Of course, there are organisations such as English Heritage which maintain a connection with the past, but the promotion of English and British tradition and culture doesn't have a sense of desperation; that of demanding that the past is held onto.

A key difference, though, between what occurs in long-industrialised countries and an island such as Mallorca where traditional society can be actively remembered lies in the capacity for a tradition industry to flourish. It could never have happened in Britain, for instance, because the wherewithal for such an industry simply didn't exist. And by the time the wherewithal was discovered, it was far too late.
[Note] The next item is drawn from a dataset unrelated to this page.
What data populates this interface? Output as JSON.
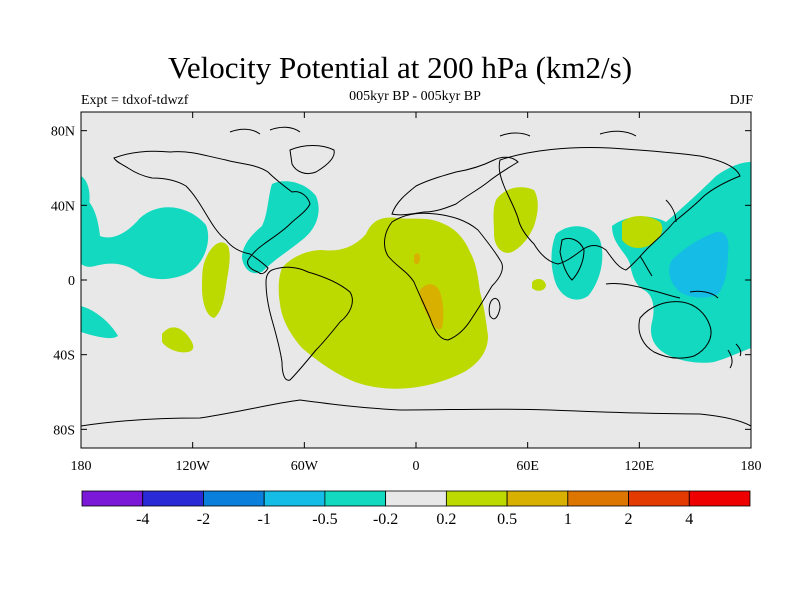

Contemporary Mallorca, on the other hand, has that wherewithal, because the invention and development of marketing, and hence the tradition industry, pretty much coincided with the island's industrial revolution.

Mallorca's traditions aren't invented, thanks to the temporal proximity to when traditional society started its decline, but they are an invention of the marketer who flogs them to a tourist market which has forgotten its own traditions.

Tradition is good. That's the message, even if what is described as traditional isn't necessarily exceptional. So it is with much traditional Mallorcan cuisine. Yea, it's ok, but then so are fish and chips. They're traditional, but they don't come with a label attached that demands that they are considered thus. And the constant labelling is the constant reinforcement of a marketing message.

The flyer in the letter-box was selling. But it was also selling, in its curiously contemporary take-away way, that is on behalf of one of Mallorca's strongest industries, its tradition industry.